I expect that this is doing what you asked, and although it does seem a sensible query, it is not being very practical. I think that your request is going to build some huge temporary tables to work out the various clauses before applying any inserts/updates. You may even fill your temporary table tablespace before your MERGE completes this step.
You might have some success with indices though. What indices do you have on table
schemaname.Customer_Staging and
schemaname.Customer_Staging?
- If you don't have a single index for the three columns you mention in the SELECT DISTINCT, then you might do a full table scan of schemaname.Customer_Staging.

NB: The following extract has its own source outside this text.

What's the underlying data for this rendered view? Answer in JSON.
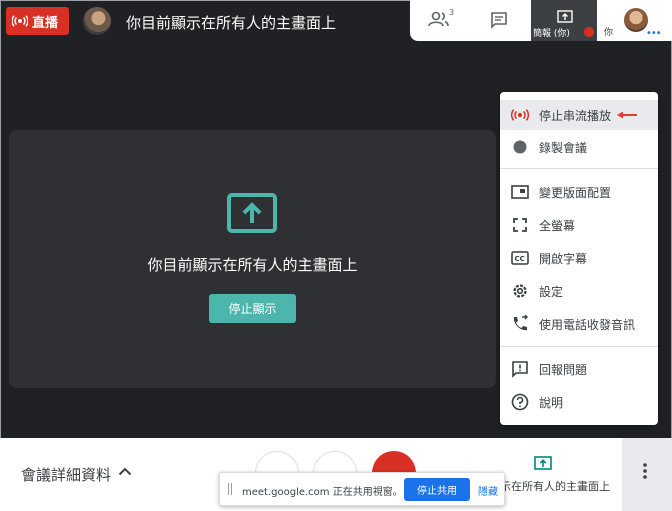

- If you don't have a single index for all the columns in the whole query (e.g A.Name, B.Name, A.Load_dt etc. ) then you might do a full table scan of the appropriate table.
Any reason to do a full table scan that these scales will be bad. An index might take a while to build and needs to have space, but then your MERGE should run better. I've had something that took me 20 minutes to build an index then the process I wanted ran in about an hour, after which I dropped the index again.because it was a one-off report. The run without the index was abandoned after over 22 hours (someone set if off and went home)
Is there some sort of query profiler you can use to consider this? MSSQLServer has one, Oracle has one so I'm sure that DB2 will have one, but I've not ever used it. You need to avoid a full table scan when dealing with this volume of data.